# NYW plans?



## mschuman (Sep 22, 2008)

Can anyone compare/contrast any New Yankee Workshop plans with plans for similar items they've built. Better? worse? more detailed? They seem expensive for no more guidance than you get, but I'm a newbie.


----------



## olddutchman (Jul 4, 2008)

I haven't tried them, but i would think they'd be good or better, and don't you get the VHS too?


----------



## rcp612 (Mar 25, 2008)

I've got the Barrister bookcase plan/vhs and am NOT pleased with it.
It is very detailed but, Nahm decided that many of the pieces needed to be a strange thickness making resawing capability neccessary, or planing a lot of good wood away.
Also, his bookcase was redesigned to be 1 solid unit, not the stackable version he did on the show. :furious: That's not what I wanted. 
And I bought the plan on a clearence sale so, no returns either.


----------



## red (Sep 30, 2008)

I never bought the plans but I did purchase some of his books. They were very detailed and really explained how to do a project. Red

PS: I also met him twice and what a great guy he is.


----------



## smitty1967 (Feb 24, 2008)

I sent for the cherry plywood entertainment center, which I deemed quite similar to the armoire I was planning to build. 
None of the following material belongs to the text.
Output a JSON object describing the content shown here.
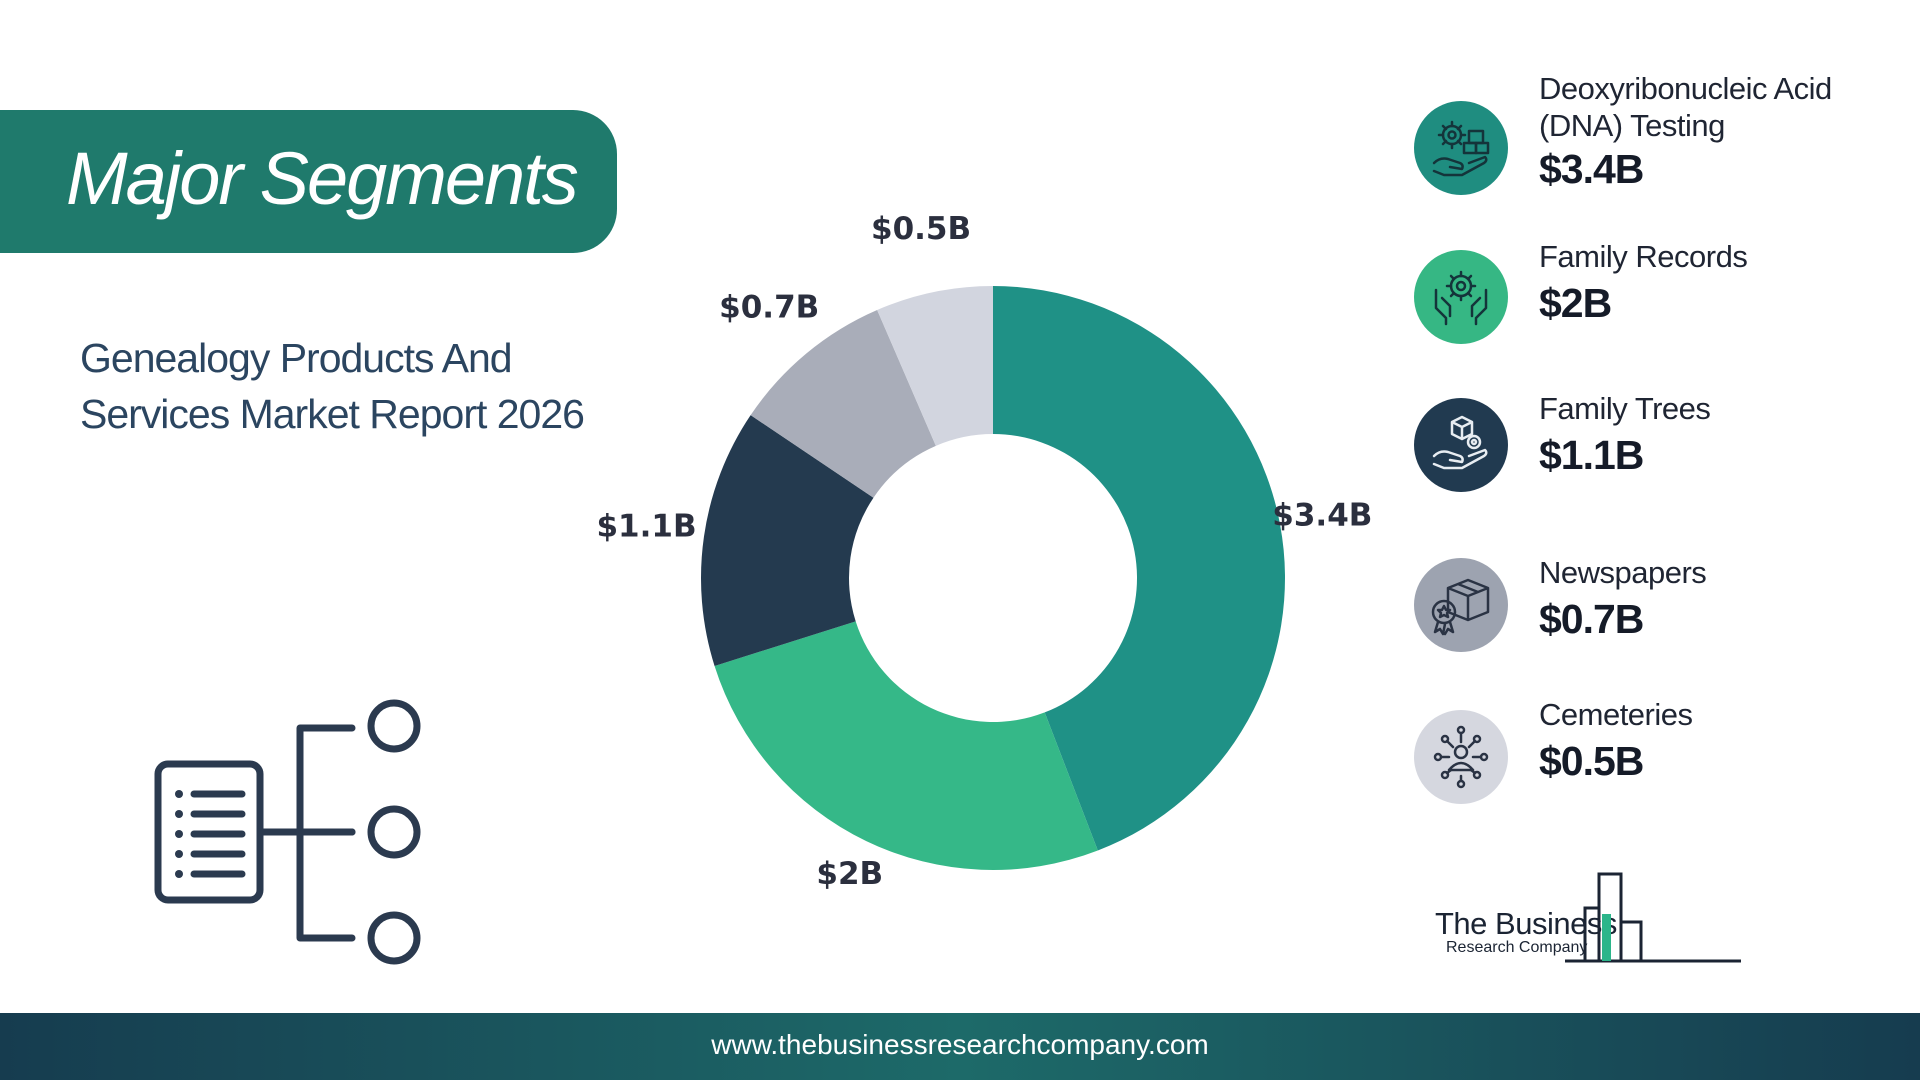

sheeesh. what a waste of time, energy, anticipation, money and stamps! This whole NYW thing is a rook job, if you ask me. From what I've seen, I'd put a buncha you guys, myself included, up against that big slob from New England any day of the week and twice on Sunday! 

Here's the thing....I spent something like $14.00 for what was described as a 'measured materials list and drawing.' Sound familiar? You know what I got? Same thing some of you have? An 11"x14" piece of folded paper with an exploded view of the project. 

Today, I could build something like that without thinking too awful much on the topic. Back then, as a rookie, I was in dire need of direction and thought I'd get it from an acknowledged professional. 

pfft. what a lesson that was. Never again.

smitty


----------



## GeorgeC (Jul 30, 2008)

I have purchased a couple of the plans. Liked them very much. They are very detailed and easy to follow. The one I liked most was a jewelry box with a hidden compartment. I actually would up making three of those in cherry, walnut and one in figured maple, worm holes and all.

Maybe the plans are a bit expensive, but in my opinion worth it. The VHS tape is also good.

I really like the New Yankee Workshop (NYW) show very much. I learn some things but much of what he does is with tools that I do not have. Just enjoy the show.

George


----------



## mschuman (Sep 22, 2008)

*Expectations*

got me into trouble. I thought a NYW plan would be great for a first project. I bought several plans on the VHS closeout going on right now and a couple DVD plans at full price. I think you could get as much out of DVR'ing the show, and making up your own drawing while watching it.


----------